Erst registrieren, dann ein Kärtchen ziehen. Ich bin gespannt, welche Verletzungen ich mimen soll. Knochenbruch, leichte Verbrennungen, Hörverlust? Während meinem linken Unterarm die Schwellung aufgesetzt wird, werden um mich herum T-Shirts angeflämmt, Gesichter rußschwarz gesprüht, künstliche Hautfetzen langgezogen, Brandblasen trockengeföhnt und Schürfwunden mit einem Schwamm aufgetragen. Ein Statist soll sogar eine Hand verloren haben. Pflichtbewusst trägt er die Kunsthand und bleibt mit ihr aus der Sonne. Denn obwohl die helle Scheibe verführerisch aktiv ist, an diesem Vormittag bleiben die Geschminkten im Schatten – zum Wohle ihrer Wunden.
Auf einem Tisch in der Mitte der Halle bietet sich Versorgung an: belegte Brötchen, Getränke und Obst. Dabei könnte einem der Appetit beim Anblick all der Verletzten leicht vergehen.
Bevor wir uns auf der Wiese positionieren, werden alle Wunden in einem Gruppenfoto festgehalten – wenigstens gleicht dieses Szenario den Aktionen, die auf dem Tagesablauf eines Schulklassenausflugs stehen. Selbst die besitzerlose Hand, die vor der Truppe liegt, kann das Bild nicht stören, denn jeder ist demoliert, von Flammen angefressen oder scheint auszulaufen.
Nachdem die Hand ihren Besitzer wiedergefunden hat, machen wir uns auf zum Ort des Geschehens. Mit Decken setzen wir uns auf die Wiese und warten auf unsere Rettung. Es dauert auch nicht lange, bis Sirenen-heulende Rettungswagen eintreffen. Hilferufe und Schmerzensschreie schallen über das Feld von Verletzten. Das klingt gar nicht mal so unrealistisch. Was darum bei solchen Übungen extrem wichtig ist, ist ein Codewort, das schnell signalisiert, dass das Schauspiel vorbei ist. Wem unter den Statisten zum Beispiel schlecht wird, der wird mit seiner Klage nicht sehr ernst genommen, solange er nicht „no play“ ruft. Zum Glück fällt das Codewort an diesem Tag nicht, wobei man eigentlich an keinem Ort besser versorgt werden könnte. Zum Übungsanlass haben sich das Deutsche Rote Kreuz, die Malteser, die freiwillige Feuerwehr und das Technische Hilfswerk mit mehreren Wagen eingefunden.
Ein Statist hält die Rettungskräfte auf Trab, indem er wie geistesabwesend versucht, die Verletzten wegzuheben. Auch ich versuche, meine Rolle der tauben Verletzten realistisch darzustellen, aber ständig die Feuerwehrleute anzuschreien wird auf Dauer ungemütlich. Andere hingegen werden nicht müde, ihre Schmerzen zu beklagen oder in voller Panik durch die Gegend zu laufen. Wir werden zuerst mit Farben in Kategorien eingeteilt. Wer schwarz erhält, muss an dem Geschehen eigentlich nicht mehr teilnehmen. Blau sind die eher hoffnungslosen Fälle, rot Schwerverletzte. Der Grad der Verletzung wird von gelb zu grün immer niedriger. Nach einer Besprechungspause führen uns Rettungskräfte der Reihe nach in die Versorgungszelte. Letztlich finde ich mich in einem Bus wieder, der uns ins Krankenhaus bringen soll. Andere Verletzte liegen noch auf Tragen, werden in Zelten behandelt oder für den Transport ins Krankenhaus vorbereitet.
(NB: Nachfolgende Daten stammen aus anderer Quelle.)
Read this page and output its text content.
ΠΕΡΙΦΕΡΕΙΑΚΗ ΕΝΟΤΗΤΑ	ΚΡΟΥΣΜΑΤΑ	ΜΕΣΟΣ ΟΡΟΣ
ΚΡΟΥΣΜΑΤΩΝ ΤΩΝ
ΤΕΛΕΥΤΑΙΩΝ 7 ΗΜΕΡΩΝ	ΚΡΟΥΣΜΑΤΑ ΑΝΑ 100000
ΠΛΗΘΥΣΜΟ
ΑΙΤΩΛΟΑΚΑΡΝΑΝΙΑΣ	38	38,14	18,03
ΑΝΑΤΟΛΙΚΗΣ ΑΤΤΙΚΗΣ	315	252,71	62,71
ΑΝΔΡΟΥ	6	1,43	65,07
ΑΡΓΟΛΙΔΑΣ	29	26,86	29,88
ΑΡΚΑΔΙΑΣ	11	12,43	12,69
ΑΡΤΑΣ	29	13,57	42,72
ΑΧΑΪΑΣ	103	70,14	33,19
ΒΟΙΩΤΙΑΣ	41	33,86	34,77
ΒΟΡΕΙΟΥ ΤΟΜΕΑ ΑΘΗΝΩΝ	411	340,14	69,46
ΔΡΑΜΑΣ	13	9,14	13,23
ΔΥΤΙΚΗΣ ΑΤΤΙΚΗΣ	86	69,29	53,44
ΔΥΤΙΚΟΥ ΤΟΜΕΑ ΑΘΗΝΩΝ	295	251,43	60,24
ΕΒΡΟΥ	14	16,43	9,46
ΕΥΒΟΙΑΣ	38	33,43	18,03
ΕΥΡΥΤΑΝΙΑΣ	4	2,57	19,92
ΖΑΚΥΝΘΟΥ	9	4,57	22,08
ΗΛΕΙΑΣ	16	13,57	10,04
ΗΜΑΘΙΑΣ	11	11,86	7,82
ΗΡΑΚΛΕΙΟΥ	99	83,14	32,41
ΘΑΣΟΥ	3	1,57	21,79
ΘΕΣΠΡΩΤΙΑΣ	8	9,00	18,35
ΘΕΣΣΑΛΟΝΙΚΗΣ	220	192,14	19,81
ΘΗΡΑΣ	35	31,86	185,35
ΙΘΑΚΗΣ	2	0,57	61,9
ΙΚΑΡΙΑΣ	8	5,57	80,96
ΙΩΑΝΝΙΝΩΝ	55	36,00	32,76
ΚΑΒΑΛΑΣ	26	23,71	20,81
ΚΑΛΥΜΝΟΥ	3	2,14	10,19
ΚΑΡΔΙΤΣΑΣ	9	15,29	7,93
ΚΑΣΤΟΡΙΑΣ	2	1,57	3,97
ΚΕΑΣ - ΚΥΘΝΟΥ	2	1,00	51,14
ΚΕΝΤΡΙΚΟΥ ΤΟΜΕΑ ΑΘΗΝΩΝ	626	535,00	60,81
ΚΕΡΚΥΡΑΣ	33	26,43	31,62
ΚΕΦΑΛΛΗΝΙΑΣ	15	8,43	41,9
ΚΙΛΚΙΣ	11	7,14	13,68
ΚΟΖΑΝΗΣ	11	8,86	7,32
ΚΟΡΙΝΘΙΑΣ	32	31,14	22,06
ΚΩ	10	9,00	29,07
Dann neigt sich das Spektakel dem Ende zu. In einer großen Halle sind Pizzabrötchen und Getränke für alle aufgetischt. Hier entwickelt Wasser heilende Kräfte und wäscht die Wunden ab, während die zu prüfenden Notärzte bewertet werden. Es war ein in jeder Hinsicht ungewöhnlicher Tag. Denn wann hat man schon einmal die Gelegenheit, sich den Arm zu brechen, gerettet zu werden und unter grandioser ärztlicher sowie leiblicher Versorgung zu stehen?
Am Ende steht zweifelsohne die erfolgreiche Summe: Alle gerettet, alle getestet, alle versorgt.